March 5, 2013
Washington, D.C. – U.S. Senators Harry Reid (D-NV), John McCain (R-AZ), William “Mo” Cowan (D-MA) and U.S. Representative Peter King (R-NY) today introduced a resolution to pardon the first African American heavyweight boxing champion, John Arthur “Jack” Johnson. The legislation calls on the President to posthumously pardon the boxing legend, who was wronged with a racially motivated conviction in 1913 under the Mann Act, which prohibited taking women across state lines for “immoral purposes.”
“Jack Johnson was a legendary competitor who defined an era of American boxing and raised the bar for all American athletics,” said Senator Reid. “Johnson’s memory was unjustly tarnished by a racially-motivated criminal conviction, and it is now time to recast his legacy. I am pleased to work with my colleagues in both the Senate and House to formally restore Johnson’s name to the full stature and dignity he deserves.”
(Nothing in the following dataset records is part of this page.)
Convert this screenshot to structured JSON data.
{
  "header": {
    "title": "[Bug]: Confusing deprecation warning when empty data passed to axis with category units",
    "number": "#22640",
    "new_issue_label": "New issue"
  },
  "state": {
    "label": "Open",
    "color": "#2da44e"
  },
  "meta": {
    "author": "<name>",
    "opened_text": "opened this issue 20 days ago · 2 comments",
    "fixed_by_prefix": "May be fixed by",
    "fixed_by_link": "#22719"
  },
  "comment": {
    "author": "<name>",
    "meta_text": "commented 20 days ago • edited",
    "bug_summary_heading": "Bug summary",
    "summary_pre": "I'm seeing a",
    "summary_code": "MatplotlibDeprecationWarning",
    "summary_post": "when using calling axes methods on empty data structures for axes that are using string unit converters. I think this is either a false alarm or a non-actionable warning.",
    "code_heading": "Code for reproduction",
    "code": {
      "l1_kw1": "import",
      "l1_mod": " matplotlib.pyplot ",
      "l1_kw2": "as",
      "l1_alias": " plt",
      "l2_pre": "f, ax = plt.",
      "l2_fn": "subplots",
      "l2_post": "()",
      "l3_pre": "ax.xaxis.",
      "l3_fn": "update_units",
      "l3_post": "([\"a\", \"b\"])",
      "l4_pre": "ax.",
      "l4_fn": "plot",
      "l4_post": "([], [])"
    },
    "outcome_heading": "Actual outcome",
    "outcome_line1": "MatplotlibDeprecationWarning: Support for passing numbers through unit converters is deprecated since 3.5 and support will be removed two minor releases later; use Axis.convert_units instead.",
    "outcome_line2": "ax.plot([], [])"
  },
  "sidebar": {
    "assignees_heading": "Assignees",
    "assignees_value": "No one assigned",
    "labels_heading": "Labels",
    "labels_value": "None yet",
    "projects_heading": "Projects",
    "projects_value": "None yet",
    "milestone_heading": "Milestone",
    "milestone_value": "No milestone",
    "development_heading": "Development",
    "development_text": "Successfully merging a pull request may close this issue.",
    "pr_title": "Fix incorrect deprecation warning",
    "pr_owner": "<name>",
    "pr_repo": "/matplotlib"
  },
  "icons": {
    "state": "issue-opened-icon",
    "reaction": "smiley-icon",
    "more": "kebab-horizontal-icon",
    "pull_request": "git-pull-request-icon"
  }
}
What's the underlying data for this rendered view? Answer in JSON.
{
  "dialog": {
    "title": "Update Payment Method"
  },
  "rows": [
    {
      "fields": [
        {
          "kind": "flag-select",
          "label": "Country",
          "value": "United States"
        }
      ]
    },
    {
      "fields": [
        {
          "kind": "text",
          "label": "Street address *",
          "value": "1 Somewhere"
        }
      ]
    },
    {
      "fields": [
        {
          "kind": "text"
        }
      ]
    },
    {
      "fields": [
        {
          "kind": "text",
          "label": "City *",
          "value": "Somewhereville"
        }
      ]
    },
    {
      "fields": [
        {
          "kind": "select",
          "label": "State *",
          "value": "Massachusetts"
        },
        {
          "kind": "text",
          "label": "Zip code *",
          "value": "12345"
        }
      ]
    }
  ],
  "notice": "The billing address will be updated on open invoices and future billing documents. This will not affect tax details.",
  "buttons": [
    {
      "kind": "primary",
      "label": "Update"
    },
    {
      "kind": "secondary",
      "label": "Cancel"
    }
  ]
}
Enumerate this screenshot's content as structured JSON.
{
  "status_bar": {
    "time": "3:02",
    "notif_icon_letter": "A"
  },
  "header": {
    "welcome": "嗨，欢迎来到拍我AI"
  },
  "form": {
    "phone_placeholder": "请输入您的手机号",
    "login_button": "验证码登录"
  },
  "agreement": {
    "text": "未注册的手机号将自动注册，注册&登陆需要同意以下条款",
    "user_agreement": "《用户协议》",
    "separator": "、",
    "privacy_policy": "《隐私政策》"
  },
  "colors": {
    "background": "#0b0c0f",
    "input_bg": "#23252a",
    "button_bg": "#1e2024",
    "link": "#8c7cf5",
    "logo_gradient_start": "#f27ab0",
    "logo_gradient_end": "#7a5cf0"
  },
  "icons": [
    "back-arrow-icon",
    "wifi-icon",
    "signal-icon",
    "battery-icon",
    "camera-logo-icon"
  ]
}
“Since 2004, Congressman King and I have fought for a posthumous pardon of Jack Johnson, the world’s first African-American heavyweight champion, for his racially motivated conviction,” said Senator McCain. “In past years, both chambers of Congress unanimously passed this resolution, but unfortunately, it still awaits executive action and no pardon has been issued. We can never completely right the wrong perpetrated against Jack Johnson during his lifetime, but this pardon is a small, meaningful step toward acknowledging his mistreatment before the law and celebrating his legacy of athletic greatness and historical significance.”
“Jack Johnson was one of the great African-American athletes. His skill and perseverance to get back up every time he was knocked down made him a champion in the eyes of the sports world and for those who, like him, pursued their dreams despite racial intolerance,” said Senator Cowan. “I'm proud to join Senator McCain and Representative King in their effort to restore the legacy he fought so hard to achieve.”
“Jack Johnson is a trailblazer and a legend, whose boxing career was cut short due to unjust laws and racial persecution,” said Congressman King. “I urge the Congress and the President to do the right thing and take the final step and grant his pardon. I am proud to stand with Senator McCain once again to introduce this legislation.”
Jack Johnson was born in Galveston, Texas on March 31, 1878 and in 1908, he became the first African American World Heavyweight Boxing Champion after defeating Tommy Burns in Australia – a title Johnson held until 1915. Prompted by his success in the boxing ring and his relationship with a Caucasian woman, Jack Johnson was wrongly convicted under the Mann Act when he brought the woman he was dating across state lines.
The intent of the Mann Act was to prevent human trafficking of women for the purpose of prostitution. However, a racially motivated 1913 conviction imprisoned Jack Johnson for a year. The conviction ruined his career and destroyed his reputation.
McCain and King, both life-long boxing fans, have been introducing legislation to pardon Jack Johnson since 2004.